I recently had a falling out with my parents. The issue is that they have very detailed expectations of how I and my husband should live our lives and how we should behave towards them and do not respect the fact that we have our own lives and schedules, so they have a habit of expecting us to drop everything right this second whenever they ask us to help them with whatever they are doing and trying to push what they think is the best way to do stuff on us.
And every time we don’t meet their expectations, they get very upset with us (e.g. they think that we should have a car, so although we have several times before explicitly said that we don’t want or need one they continue to send us links to car sale or lease offers and got very offended when we declined their offer to gift us their old car).
We tried to set boundaries with them but so far it was not successful. The example of the most recent fight was that they were working all day renovating the cellars in their apartment building in which my husband and I live and according to them I failed to come see them in the cellar and offer them drinks and lunch and my husband did not jump fast enough to help them identify the things in the cellar that belong to us.
During the fight, my parents told me that I am a spoiled and ungrateful daughter who lacks basic courtesy and has no empathy for her parents who are doing everything for her and started complaining about my husband’s behavior to me. I flipped out at that (for which I later apologized) and defended my husband. It is true that they are doing a lot of things that either directly or indirectly benefit me, but most of those things I don’t ask for and also do not want.

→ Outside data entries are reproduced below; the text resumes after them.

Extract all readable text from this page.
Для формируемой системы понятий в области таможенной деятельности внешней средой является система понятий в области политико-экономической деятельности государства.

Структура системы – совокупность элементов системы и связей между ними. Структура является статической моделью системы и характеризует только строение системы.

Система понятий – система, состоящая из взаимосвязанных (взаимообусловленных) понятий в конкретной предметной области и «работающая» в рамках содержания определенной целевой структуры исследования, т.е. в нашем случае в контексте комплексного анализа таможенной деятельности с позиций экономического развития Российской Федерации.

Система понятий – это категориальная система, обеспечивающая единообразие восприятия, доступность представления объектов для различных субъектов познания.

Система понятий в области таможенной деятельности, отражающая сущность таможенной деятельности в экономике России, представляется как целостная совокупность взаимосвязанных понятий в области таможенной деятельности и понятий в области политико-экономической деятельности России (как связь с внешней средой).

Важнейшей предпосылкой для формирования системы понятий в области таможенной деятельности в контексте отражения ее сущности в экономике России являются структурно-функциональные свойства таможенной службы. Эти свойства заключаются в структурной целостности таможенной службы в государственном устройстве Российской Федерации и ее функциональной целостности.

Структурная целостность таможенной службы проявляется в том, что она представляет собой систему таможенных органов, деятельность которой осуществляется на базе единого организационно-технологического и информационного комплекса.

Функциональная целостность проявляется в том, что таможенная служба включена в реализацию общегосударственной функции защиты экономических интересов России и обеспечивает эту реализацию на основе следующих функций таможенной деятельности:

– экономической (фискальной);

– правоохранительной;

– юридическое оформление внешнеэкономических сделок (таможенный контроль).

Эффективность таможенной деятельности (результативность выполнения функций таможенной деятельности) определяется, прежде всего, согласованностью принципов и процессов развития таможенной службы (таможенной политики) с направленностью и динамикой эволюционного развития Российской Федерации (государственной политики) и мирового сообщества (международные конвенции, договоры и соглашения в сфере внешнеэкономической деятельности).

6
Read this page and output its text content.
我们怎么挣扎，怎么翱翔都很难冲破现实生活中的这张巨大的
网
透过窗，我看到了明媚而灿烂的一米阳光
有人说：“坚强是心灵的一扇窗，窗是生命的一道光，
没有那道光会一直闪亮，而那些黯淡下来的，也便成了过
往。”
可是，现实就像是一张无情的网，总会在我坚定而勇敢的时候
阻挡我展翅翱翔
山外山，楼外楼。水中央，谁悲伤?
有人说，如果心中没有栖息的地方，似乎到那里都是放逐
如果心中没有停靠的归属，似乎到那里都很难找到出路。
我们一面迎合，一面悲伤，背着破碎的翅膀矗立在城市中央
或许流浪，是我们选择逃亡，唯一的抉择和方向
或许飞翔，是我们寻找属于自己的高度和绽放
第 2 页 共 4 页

My unintentional model on the situation:
C: Parents and I say words
T: My parents accusing me of lacking empathy is the pot calling the kettle black
F: angry
A: I flip out at my parents and leave them standing without saying goodbye, later I spin thoughts about what has been said, I ruminate about what I could have said to them in addition, I imagine and practice what I will say to them next time I see them (e.g. giving them examples where they lacked empathy towards me in the past), I discuss the situation over and over with my husband, it becomes the predominant issue on my mind, I collect arguments why I am right and they are wrong, I mentally draw away from them, I berate myself for giving them so much power and for wasting so much time thinking about this stuff, I beat myself up for not having been able to keep my cool in the fight.
R: I lose connection to my parents and to myself
Now we have scheduled a meeting with them on March 9 to go over the whole situation. I need help with how best to navigate this meeting in order to not lose my cool again and how to be able to set boundaries from a place of love. Thank you!